Quoiqu'on dise du côté des ex-neo-8Mars, le camp « choukran souriya el assad » (Merci la Syrie des Assad) d'hier et d'aujourd'hui, force est de constater que ces combats impliquent, qu'on le veuille ou pas, que ça plaise ou non, à juste titre ou à tort, des protagonistes qualifiés par une partie ou par la totalité de la communauté internationale de terroristes. Vu de l'étranger et d'une grande partie du monde, ce sont donc des terroristes qui se battent entre eux. Que personne ne soit offusqué, voici les faits.

. Bachar el-Assad est issu d'une tyrannie alaouite qui pratique le terrorisme depuis 1970. En Syrie, c'est par la terreur et une répression sanglante (comme à Hama en 1982, jusqu'à 40 000 morts). Elle est la cause principale de l'actuel conflit syrien (330 000 morts), et de ce fait, elle est pratiquement au ban des nations. Elle ne doit sa survie qu'à la Russie et à l'Iran. Au Liban, outre la terreur qu'elle a fait régner au cours des 29 ans d'occupation du pays du Cèdre, celle-ci est aussi responsable, ou soupçonnée de l'être, de nombreux assassinats politiques (Louis Delamare, Bachir Gemayel, Rafic Hariri, René Mouawad, Rachid Karamé, Samir Kassir, Kamal Joumblatt, Gebrane Tuéni, etc.). On lui doit aussi le grand projet terroriste que devait exécuter Michel Samaha en 2012 afin d'embraser le Liban et le replonger dans les guerres confessionnelles, ainsi que les attentats sanglants de Tripoli commis par les leaders alaouites libanais, les Eid, contre deux mosquées sunnites de la ville.
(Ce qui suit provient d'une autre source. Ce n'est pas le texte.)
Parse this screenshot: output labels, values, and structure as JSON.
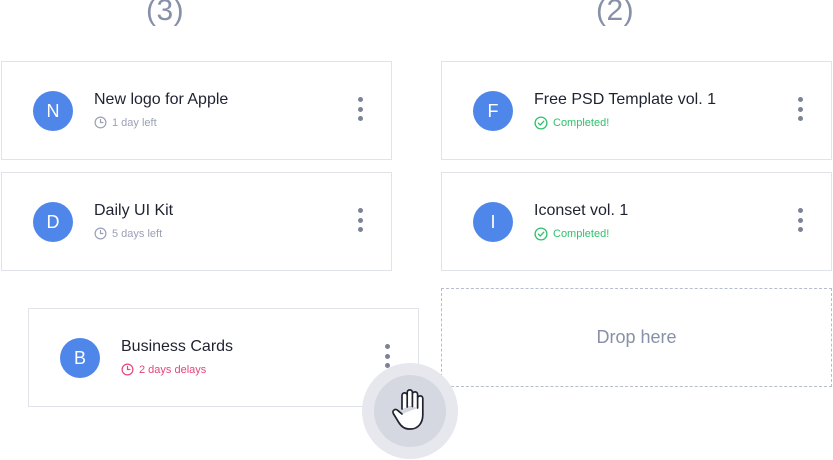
{
  "columns": [
    {
      "count": "(3)"
    },
    {
      "count": "(2)"
    }
  ],
  "cards": [
    {
      "initial": "N",
      "title": "New logo for Apple",
      "status": "1 day left"
    },
    {
      "initial": "D",
      "title": "Daily UI Kit",
      "status": "5 days left"
    },
    {
      "initial": "B",
      "title": "Business Cards",
      "status": "2 days delays"
    },
    {
      "initial": "F",
      "title": "Free PSD Template vol. 1",
      "status": "Completed!"
    },
    {
      "initial": "I",
      "title": "Iconset vol. 1",
      "status": "Completed!"
    }
  ],
  "drop_zone": {
    "label": "Drop here"
  },
  "icons": {
    "time": "clock-icon",
    "done": "check-circle-icon",
    "menu": "more-vertical-icon",
    "cursor": "grab-hand-icon"
  },
  "colors": {
    "avatar": "#4f86ea",
    "completed": "#2ec26a",
    "delayed": "#e8457a",
    "muted": "#9aa1b5"
  }
}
. Le Hezbollah est un parti politique libanais exclusivement chiite qui a la particularité de posséder une branche armée. Il est soupçonné de terrorisme depuis sa création en 1982 par la République islamique d'Iran. A son actif, les attentats contre les Forces multinationales de sécurité américaines et françaises le 21 octobre 1983 (299 morts). D'ailleurs, c'est le Hezbollah qui a ressuscité le mode opératoire des attentats-suicides. Dans les archives qui le concernent, on retrouve cette séquence surréaliste où Hassan Nasrallah, secrétaire général du Hezbollah, expliquait au journaliste britannique Robert Fisk, dans un documentaire datant de 1993, ce que peut bien ressentir un kamikaze avant de passer à l'acte : c'est un homme apaisé, souriant, heureux, c'est comme quelqu'un qui quitte un sauna, après y avoir passé des heures, chaud, fatigué et assoiffé, pour rejoindre une pièce confortable et calme, où l'attendent belles paroles, cocktails et musique classique ! Mais attention, c'est valable pour le kamikaze chiite. Pour le kamikaze sunnite, je ne suis pas sûr pour la musique classique. Actuellement, cinq de ses membres sont poursuivis pour le meurtre de l'ancien Premier ministre, Rafic Hariri, et de 21 autres personnes. La milice chiite n'a pas hésité à utiliser ses armes à l'intérieur au Liban, contre les miliciens chiites d'Amal (Nabih Berri, 1988-1990, près de 800 morts) et contre les civils et les opposants sunnites (2008, près de 75 morts), et a mené plusieurs actions terroristes à l'étranger (France, Bulgarie, Chypre, Koweit, Egypte, etc.). Jusqu'à nouvel ordre, le Hezbollah est une organisation considérée comme terroriste par la plupart des pays arabes et occidentaux, dont les pays du Golfe, l'Union européenne et les Etats-Unis.

. Daech et Nosra étant des organisations terroristes pour l'ensemble de la communauté internationale sans exception, il est inutile de s'y attarder davantage, passons à l'essentiel.

 III  A-T-ON VRAIMENT FINI AVEC FATEH-EL-CHAM/AL-NOSRA/AL-QAEDA AU LIBAN?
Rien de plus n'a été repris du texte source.